- Born: November 17, 1938 (age 87) California, U.S.
- Education: University of California
- Known for: electrochemistry
- Scientific career
- Fields: electrochemistry, physical chemistry
- Workplaces: University of California
- Website: www.cchem.berkeley.edu/jsngrp/

= John Newman (scientist) =

John Scott Newman (born November 17, 1938) is an American retired academic.

== Biography ==
A professor and renowned battery and electrochemical engineer researcher, he worked at the University of California in the Department of Chemical Engineering. The Newman Research Group was established with the goal of identifying "efficient and economical methods for electrochemical energy conversion and storage, development of mathematical models to predict the behavior of electrochemical systems and to identify important process parameters, and experimental verification of the completeness and accuracy of the models".

Newman also worked for the Electrochemical Technologies Group at Lawrence Berkeley National Laboratory where he was a Faculty Senior Scientist. While at LBNL he served as director of several Department of Energy’s energy storage programs, including the Batteries for Advanced Transportation Technologies Program. He was elected a member of the National Academy of Engineering in 1999 for contributions to applied electrochemistry and for their reduction to practice through advances in electrochemical engineering. He was an Onsager Professor at the Norwegian University of Science and Technology in 2002. Newman is regarded by many as "the father of electrochemical engineering." The Newman Method is a "numerical technique...developed for solving coupled electrochemical reaction–diffusion equations".

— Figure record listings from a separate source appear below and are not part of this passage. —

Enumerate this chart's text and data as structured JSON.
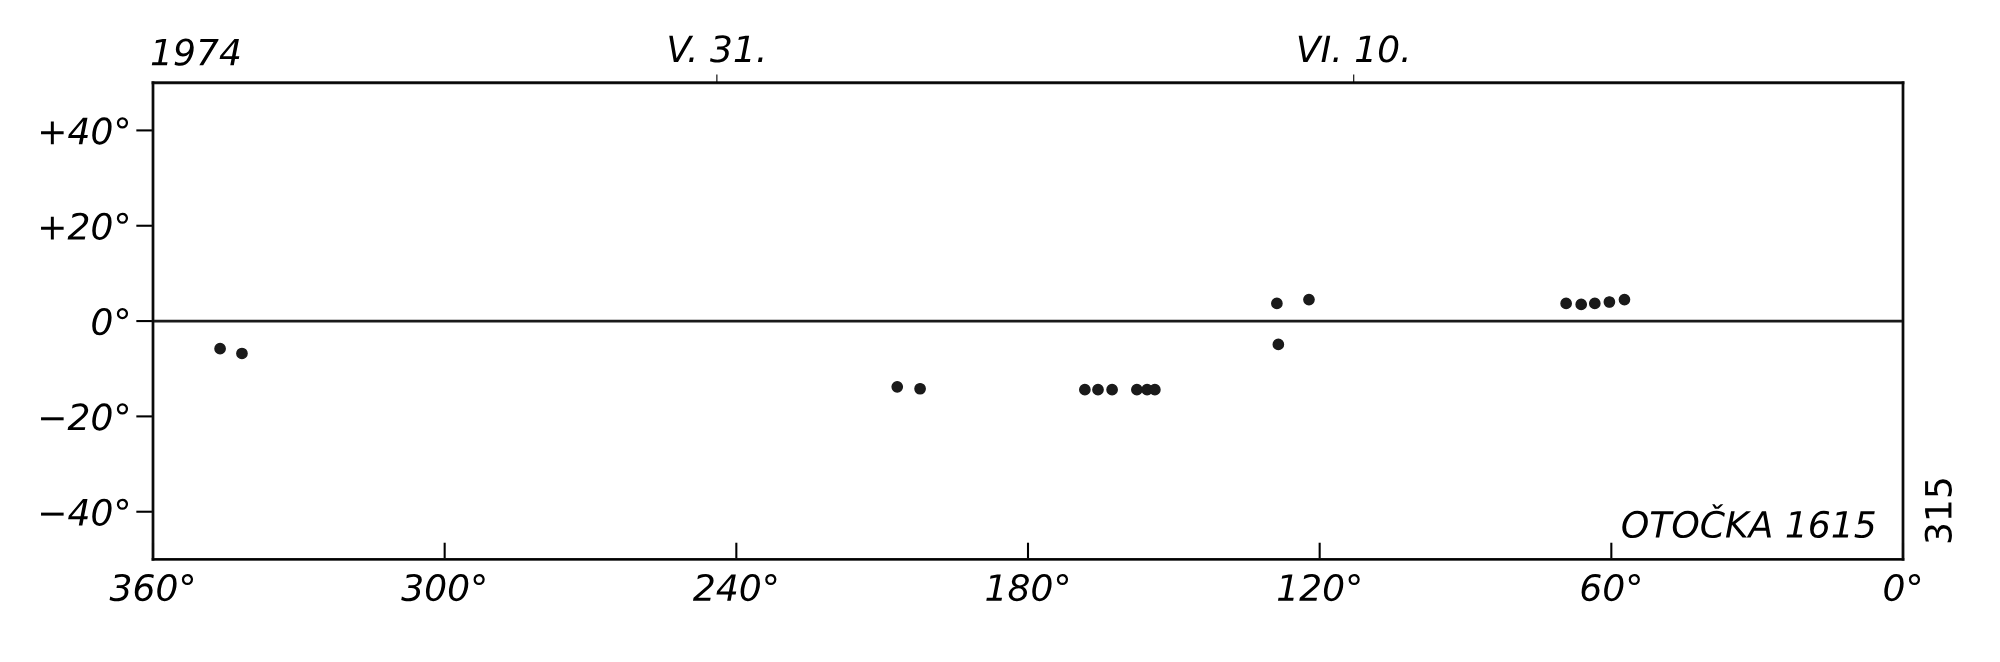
{
  "chart_data": {
    "type": "scatter",
    "title": "1974",
    "x": [
      346.2,
      341.7,
      206.9,
      202.2,
      168.3,
      165.6,
      162.7,
      157.6,
      155.5,
      153.9,
      128.8,
      122.2,
      128.5,
      69.3,
      66.2,
      63.4,
      60.4,
      57.3
    ],
    "series": [
      {
        "color": "#1a1a1a",
        "values": [
          -5.8,
          -6.8,
          -13.8,
          -14.2,
          -14.4,
          -14.4,
          -14.4,
          -14.4,
          -14.4,
          -14.4,
          3.7,
          4.5,
          -4.9,
          3.7,
          3.5,
          3.7,
          4.0,
          4.5
        ]
      }
    ],
    "marker": "circle",
    "xlim": [
      360,
      0
    ],
    "ylim": [
      -50,
      50
    ],
    "xticks": [
      {
        "value": 360,
        "label": "360°"
      },
      {
        "value": 300,
        "label": "300°"
      },
      {
        "value": 240,
        "label": "240°"
      },
      {
        "value": 180,
        "label": "180°"
      },
      {
        "value": 120,
        "label": "120°"
      },
      {
        "value": 60,
        "label": "60°"
      },
      {
        "value": 0,
        "label": "0°"
      }
    ],
    "yticks": [
      {
        "value": -40,
        "label": "−40°"
      },
      {
        "value": -20,
        "label": "−20°"
      },
      {
        "value": 0,
        "label": "0°"
      },
      {
        "value": 20,
        "label": "+20°"
      },
      {
        "value": 40,
        "label": "+40°"
      }
    ],
    "x2lim": [
      "1974-05-22T03:30",
      "1974-06-18T15:00"
    ],
    "x2ticks": [
      {
        "value": "1974-05-31",
        "label": "V. 31."
      },
      {
        "value": "1974-06-10",
        "label": "VI. 10."
      }
    ],
    "ref_lines": [
      {
        "axis": "y",
        "value": 0,
        "label": null,
        "color": "#1a1a1a",
        "line_style": "solid"
      }
    ],
    "annotations": [
      "OTOČKA 1615",
      "315"
    ],
    "grid": false
  }
}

Professor Newman has authored more than 339 scientific publications, with more the 47000 citations, and an h-index of 95. He is the author of Electrochemical Systems with Karen E. Thomas-Alyea which is "used throughout the world as a monograph and graduate text in electrochemical engineering."

In 2010 he received the Edward Goodrich Acheson Award of the Electrochemical Society, his tenth award from the society.

Newman has graduated thirty masters and forty-three Ph.D. students and seventeen have gone on to become faculty members as of 2008. The faculty include Thomas W. Chapman (Ph.D., 1967), Kemal Nisancioglu (Ph.D. 1973), Nader Vahdat (MS, 1972), Peter Willem Appel (Ph.D. 1976), Ralph Edward White (PhD, 1977), Peter S. Fedkiw (Ph.D., 1978), James Arthur Trainham, III (Ph.D., 1979), Richard Pollard (Ph.D., 1979), Mark Edward Orazem (Ph.D., 1983), Michael John Matlosz (Ph.D., 1985), Alan C. West (Ph.D., 1989), Thomas F. Fuller (Ph.D., 1992), Bavanethan Pillay (Ph.D., 1996), Jeremy Patrick Meyers (Ph.D., 1998), Heather Darya Yaros (Ph.D., 2002), Dean Richard Wheeler (Ph.D., 2002), Charles Monroe (Ph.D., 2004), Paul Albertus (Ph.D., 2009), and Maureen H. Tang (Ph.D., 2012).